Il termine perentorio di novanta giorni per l’irrogazione di sanzioni disciplinari a impiegati dello Stato comincia a decorrere non già dall’avvio del procedimento disciplinare, ma dalla «scadenza virtuale» del termine di centottanta giorni, fissato dall’art. 9 l. n. 19 del 1990, per l’inizio del procedimento stesso e decorrente «dalla data in cui l’amministrazione ha avuto notizia della sentenza irrevocabile di condanna». In sostanza, il legislatore ha inteso sollecitare la definizione della posizione del dipendente prevedendo un complessivo termine di duecentosettanta giorni, decorrente dall’avvenuta «notizia della sentenza irrevocabile», ed entro il quale l’amministrazione può legittimamente attivare e concludere il procedimento disciplinare. Il lasso temporale che non può quindi essere superato a pena di violazione della perentorietà del termine è quello totale di duecentosettanta giorni.

(© Litis.it, 30 Maggio 2011 – Riproduzione riservata)
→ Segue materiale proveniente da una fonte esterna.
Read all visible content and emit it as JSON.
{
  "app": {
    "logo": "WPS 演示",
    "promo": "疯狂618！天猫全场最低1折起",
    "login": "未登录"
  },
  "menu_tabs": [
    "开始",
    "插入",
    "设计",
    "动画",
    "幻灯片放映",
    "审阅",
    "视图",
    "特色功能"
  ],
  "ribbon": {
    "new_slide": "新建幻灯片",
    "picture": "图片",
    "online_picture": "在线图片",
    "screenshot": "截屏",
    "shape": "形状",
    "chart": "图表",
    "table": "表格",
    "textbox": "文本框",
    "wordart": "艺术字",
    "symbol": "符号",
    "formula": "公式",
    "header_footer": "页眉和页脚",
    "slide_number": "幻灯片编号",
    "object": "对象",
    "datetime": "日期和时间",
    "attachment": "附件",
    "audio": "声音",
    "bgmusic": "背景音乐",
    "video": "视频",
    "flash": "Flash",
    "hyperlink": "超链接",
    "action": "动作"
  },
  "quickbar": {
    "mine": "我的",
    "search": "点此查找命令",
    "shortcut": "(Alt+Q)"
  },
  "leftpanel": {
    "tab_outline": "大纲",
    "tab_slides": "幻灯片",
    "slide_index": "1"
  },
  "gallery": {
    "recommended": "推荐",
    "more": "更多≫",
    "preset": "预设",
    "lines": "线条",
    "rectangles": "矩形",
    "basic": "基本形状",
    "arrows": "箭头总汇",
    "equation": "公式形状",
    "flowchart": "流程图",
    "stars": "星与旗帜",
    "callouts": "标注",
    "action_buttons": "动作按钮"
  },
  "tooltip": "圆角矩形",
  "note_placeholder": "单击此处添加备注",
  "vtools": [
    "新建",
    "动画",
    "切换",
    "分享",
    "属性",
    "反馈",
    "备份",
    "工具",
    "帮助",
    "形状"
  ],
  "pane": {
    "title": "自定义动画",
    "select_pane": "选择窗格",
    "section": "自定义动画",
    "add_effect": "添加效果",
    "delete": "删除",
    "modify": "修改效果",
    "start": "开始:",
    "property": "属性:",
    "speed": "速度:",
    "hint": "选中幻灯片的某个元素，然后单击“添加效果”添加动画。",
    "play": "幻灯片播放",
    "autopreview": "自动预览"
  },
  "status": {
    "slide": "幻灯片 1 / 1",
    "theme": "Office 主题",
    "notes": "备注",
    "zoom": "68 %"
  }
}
Consiglio di Stato, Sezione Quarta, Sentenza n. 3187 del 27/05/2011

FATTO

Con ricorso al TAR Campania, il sig. [OMISSIS], all’epoca dei fatti agente del Corpo di Polizia penitenziaria, impugnava il decreto (n. 0390736-2006/32386/ds6 emesso in data 16.5.2007) con cui il Capo del Dipartimento dell’Amministrazione Penitenziaria infliggeva al ricorrente la sanzione della destituzione dal servizio (in applicazione del d.P.R. n. 449/92) a partire dal 20.01.06. Il ricorrente, a sostegno delle sue doglianze, premetteva:

– di essere stato condannato con sentenza della Corte d’Appello di Napoli in data 13.07.06 alla pena di anni 1 e mesi 6 di reclusione, col beneficio della sospensione condizionale, per i reati di cui agli artt. 61 n. 2, 110, 635 c.p., 10 e 12 l. 497/74; nonché, con sentenza della Corte d’Appello di Napoli in data 21.06.06, alla pena di mesi 2 e giorni 20 di reclusione per il reato di cui all’art. 385 co. 3 c.p.;

– di essere stato destituito dal servizio in conseguenze delle predette sentenze di condanna, divenute irrevocabili. In particolare, in data 13.10.06 la Corte d’Appello di Napoli trasmetteva la sentenza di condanna alla pena di mesi 2 e giorni 20 di reclusione per il reato di cui all’art. 385 co. 3 c.p. ed in data 23.10.06 perveniva la sentenza della Corte d’Appello di Napoli del 13.07.06, di condanna alla pena di anni 1 e mesi 6 di reclusione, col beneficio della sospensione condizionale, per i reati di cui agli artt. 61 n. 2, 110, 635 c.p., 10 e 12 l. 497/74.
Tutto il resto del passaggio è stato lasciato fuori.